Fig. 1. UCP2 expression and function.

Mitochondria were prepared from mouse liver, 7 days after treatment with corn oil (open circles) or TCDD (closed circles). A Western immunoblot using a UCP2 antibody was performed using mitochondrial protein from 3 corn oil-treated mice (the left 3 blots) and from 3 TCDD-treated mice (the right 3 blots). The influence of effectors of UCP2 on H₂O₂ production was estimated using luminol chemiluminescence (center row, expressed as luminescence units X 10⁻³ min⁻¹mg⁻¹). The fatty acid oleate activates UCP2, while the purine nucleotide GDP inhibits. The influence of effectors of UCP2 on mitochondrial membrane potential was determined using JC-1 fluorescence ratios (lower row). A fluorescence ratio of 4 is approximately the equivalent of –180 mV.

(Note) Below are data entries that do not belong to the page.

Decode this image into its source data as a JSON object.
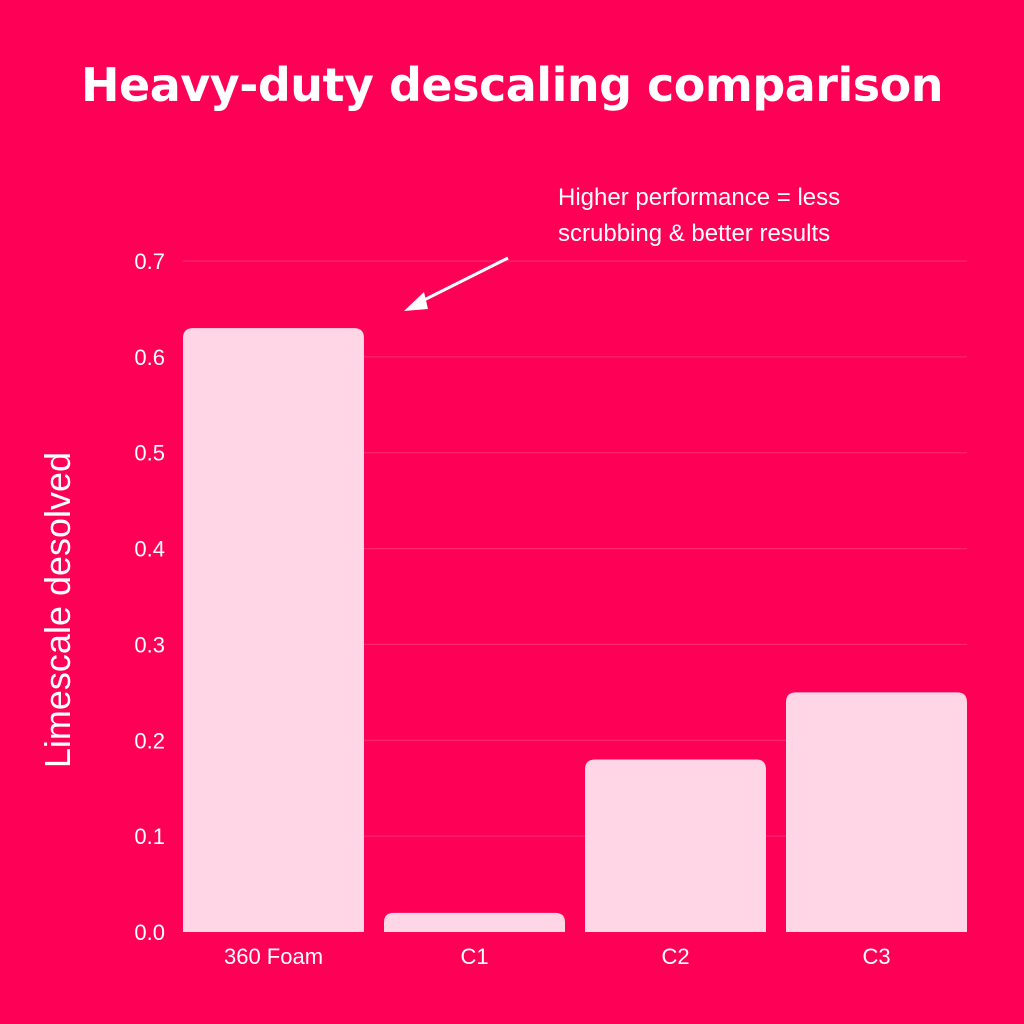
{
  "chart_data": {
    "type": "bar",
    "title": "Heavy-duty descaling comparison",
    "xlabel": "",
    "ylabel": "Limescale desolved",
    "categories": [
      "360 Foam",
      "C1",
      "C2",
      "C3"
    ],
    "values": [
      0.63,
      0.02,
      0.18,
      0.25
    ],
    "ylim": [
      0,
      0.7
    ],
    "yticks": [
      "0.0",
      "0.1",
      "0.2",
      "0.3",
      "0.4",
      "0.5",
      "0.6",
      "0.7"
    ],
    "grid": true,
    "annotation": {
      "line1": "Higher performance = less",
      "line2": "scrubbing & better results"
    },
    "colors": {
      "background": "#FF0057",
      "bar": "#FFD6E5",
      "grid": "#FF2D73",
      "text": "#FFFFFF"
    }
  }
}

Data are presented as the mean value ± S.E. (n = 3). Data were evaluated statistically using a two-way ANOVA, with the factors being TCDD and GDP concentration (left panels), and TCDD and oleate concentration (right panels). A three-way ANOVA was also performed and discussed in the Results section, with factors being oleate concentration, GDP concentration and TCDD treatment.

*P<0.05 versus 0 μM oleate (left panels), and versus 0 μM GDP (right panels), using Student-Newman-Keuls test for pairwise comparison.